Illinois Needs Ethics Reform to Restore Public Trust

The stain of corruption on Illinois’ government is sadly well known. In recent years, federal prosecutors have been cleaning up the mess caused by Illinois’ lax ethics laws with several high-profile corruption convictions against some of the most powerful politicians in Illinois history.
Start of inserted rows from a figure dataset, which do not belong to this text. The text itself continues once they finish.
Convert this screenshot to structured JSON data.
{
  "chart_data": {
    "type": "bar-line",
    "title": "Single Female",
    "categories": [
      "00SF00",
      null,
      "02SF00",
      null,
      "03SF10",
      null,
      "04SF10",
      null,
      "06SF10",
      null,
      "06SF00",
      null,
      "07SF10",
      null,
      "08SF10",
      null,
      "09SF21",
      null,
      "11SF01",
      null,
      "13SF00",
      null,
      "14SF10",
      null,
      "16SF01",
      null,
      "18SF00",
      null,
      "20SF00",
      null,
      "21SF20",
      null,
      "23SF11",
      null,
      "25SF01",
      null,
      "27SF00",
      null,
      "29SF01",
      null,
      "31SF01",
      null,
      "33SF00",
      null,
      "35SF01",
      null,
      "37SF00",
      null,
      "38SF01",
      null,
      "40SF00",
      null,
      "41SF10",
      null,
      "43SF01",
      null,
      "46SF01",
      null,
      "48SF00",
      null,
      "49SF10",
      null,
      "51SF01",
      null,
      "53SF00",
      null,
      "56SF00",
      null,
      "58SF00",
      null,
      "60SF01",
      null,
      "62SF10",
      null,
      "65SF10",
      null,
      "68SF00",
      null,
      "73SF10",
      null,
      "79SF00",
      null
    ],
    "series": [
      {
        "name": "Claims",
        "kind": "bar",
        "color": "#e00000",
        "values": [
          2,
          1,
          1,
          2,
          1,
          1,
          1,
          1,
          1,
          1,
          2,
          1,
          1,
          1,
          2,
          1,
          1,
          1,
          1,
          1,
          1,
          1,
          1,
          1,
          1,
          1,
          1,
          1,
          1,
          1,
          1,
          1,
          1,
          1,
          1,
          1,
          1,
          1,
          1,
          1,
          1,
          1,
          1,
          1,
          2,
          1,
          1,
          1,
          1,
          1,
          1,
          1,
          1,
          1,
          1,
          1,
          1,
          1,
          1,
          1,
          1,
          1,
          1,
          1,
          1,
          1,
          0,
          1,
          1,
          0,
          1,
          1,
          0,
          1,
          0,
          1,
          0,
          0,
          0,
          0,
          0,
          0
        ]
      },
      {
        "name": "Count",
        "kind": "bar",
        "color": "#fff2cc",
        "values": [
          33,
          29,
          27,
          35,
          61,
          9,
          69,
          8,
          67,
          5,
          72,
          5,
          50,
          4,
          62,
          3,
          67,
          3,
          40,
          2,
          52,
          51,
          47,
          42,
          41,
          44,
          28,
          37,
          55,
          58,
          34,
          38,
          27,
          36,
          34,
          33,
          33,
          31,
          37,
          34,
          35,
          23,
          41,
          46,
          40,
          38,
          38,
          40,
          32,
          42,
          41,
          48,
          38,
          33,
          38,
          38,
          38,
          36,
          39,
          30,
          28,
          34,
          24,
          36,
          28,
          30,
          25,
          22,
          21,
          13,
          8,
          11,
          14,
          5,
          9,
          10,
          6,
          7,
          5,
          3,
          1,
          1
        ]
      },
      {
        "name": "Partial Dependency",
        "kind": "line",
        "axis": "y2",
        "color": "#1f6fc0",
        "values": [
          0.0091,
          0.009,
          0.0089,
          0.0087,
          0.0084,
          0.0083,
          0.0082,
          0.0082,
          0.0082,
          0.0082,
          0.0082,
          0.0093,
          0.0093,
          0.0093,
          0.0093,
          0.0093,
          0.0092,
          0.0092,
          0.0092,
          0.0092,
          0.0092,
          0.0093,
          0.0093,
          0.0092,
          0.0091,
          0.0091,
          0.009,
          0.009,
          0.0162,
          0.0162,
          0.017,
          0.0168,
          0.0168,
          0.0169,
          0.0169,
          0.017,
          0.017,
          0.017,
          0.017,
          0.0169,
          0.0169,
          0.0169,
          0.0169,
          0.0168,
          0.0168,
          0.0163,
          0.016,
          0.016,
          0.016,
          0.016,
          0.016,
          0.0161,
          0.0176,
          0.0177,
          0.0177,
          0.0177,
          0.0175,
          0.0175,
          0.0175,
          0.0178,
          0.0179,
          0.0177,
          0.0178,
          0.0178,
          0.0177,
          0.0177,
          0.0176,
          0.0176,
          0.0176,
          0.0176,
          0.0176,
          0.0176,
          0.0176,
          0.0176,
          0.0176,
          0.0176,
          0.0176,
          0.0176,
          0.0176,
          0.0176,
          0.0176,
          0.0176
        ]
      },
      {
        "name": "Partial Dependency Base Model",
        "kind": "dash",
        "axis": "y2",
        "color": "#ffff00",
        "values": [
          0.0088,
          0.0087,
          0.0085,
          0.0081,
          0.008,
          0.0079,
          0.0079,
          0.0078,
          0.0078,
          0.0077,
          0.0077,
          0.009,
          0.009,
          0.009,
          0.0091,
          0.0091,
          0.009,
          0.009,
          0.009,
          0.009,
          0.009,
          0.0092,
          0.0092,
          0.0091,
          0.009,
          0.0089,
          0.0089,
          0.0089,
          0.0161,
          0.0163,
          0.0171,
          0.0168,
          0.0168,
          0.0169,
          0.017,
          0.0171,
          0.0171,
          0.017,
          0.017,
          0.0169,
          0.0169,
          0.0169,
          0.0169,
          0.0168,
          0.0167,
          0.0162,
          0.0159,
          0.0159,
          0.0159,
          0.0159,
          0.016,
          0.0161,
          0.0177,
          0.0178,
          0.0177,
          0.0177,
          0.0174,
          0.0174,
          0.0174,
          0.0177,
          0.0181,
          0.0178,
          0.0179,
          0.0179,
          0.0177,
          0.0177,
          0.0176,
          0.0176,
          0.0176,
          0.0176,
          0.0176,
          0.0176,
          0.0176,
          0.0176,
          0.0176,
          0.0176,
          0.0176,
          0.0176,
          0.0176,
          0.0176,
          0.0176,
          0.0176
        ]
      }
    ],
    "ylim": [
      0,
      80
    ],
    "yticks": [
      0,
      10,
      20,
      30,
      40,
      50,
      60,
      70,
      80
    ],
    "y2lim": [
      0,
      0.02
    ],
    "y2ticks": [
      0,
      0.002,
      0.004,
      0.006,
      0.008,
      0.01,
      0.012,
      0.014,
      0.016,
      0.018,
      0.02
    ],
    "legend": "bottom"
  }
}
The ComEd Four, the longest-serving House Speaker in Illinois, Michael Madigan, long-time Chicago Alderman Ed Burke, Madigan’s Chief of Staff Tim Mapes, and others are now behind bars. 

Despite these many corruption cases, Illinois Democrats who control the state legislature still refuse to pass the meaningful ethics reform necessary to stop the graft in Illinois politics and restore trust in government to the people of Illinois. 

State Representative Ryan Spain, who has filed several ethics reform measures to change state law and was one of the three members of the Illinois House five years ago to initiate a Special Investigating Committee (2020) aimed at removing Michael Madigan as Speaker for corruption, reiterated how badly reform is needed on the state level.

“Sadly, the corrupt Madigan Way has survived and strengthened in Illinois government, despite all the recent federal convictions,” said Spain. “The federal government should not have to keep cleaning up our mess. The people are fed up and frustrated with the way business is done in Illinois. It’s time for the Governor and Illinois Democrats who control state government to hear the message from the people and clean up our state.”

This year alone, House Republicans have served up bills to empower the Legislative Inspector General (Spain – HB 1382), improve lobbying regulation (Spain – HB 1384, HB 1385, Windhorst – HB 2413), enforce conflict of interest rules (Wilhour - HB 3121) and prevent campaign funds from being used for criminal defense (McCombie – HB 1554). Unfortunately, since Madigan was removed as Speaker, Democrats have allowed only one ethics-related bill to pass. However, the new law (Public Act 102-664) was so watered down and filled with loopholes that the Legislative Inspector General ultimately resigned in protest. This bill actually made it harder to investigate corruption. It is not reform when you tie the hands of the person tasked with investigating legislative corruption.

State Representative Patrick Windhorst serves as the House Minority Spokesman on the House’s Ethics & Elections Committee. Like Spain, Windhorst has been a longtime advocate for anti-corruption reforms.

“The time to start cleaning up Illinois government was many years ago, and it is time for Illinois Democrats to get serious about it,” said Windhorst. “When the people doubt the conduct of their elected officials to such a degree that they assume corruption is the norm, it shakes the foundation of our democratic system. We must show the people of Illinois that their government is serious about restoring the trust that has been lost.”

The Illinois House of Representatives is set to reconvene on January 20, 2026, and House Republicans will continue demanding that ethics reform legislation be taken up to restore trust in Illinois government.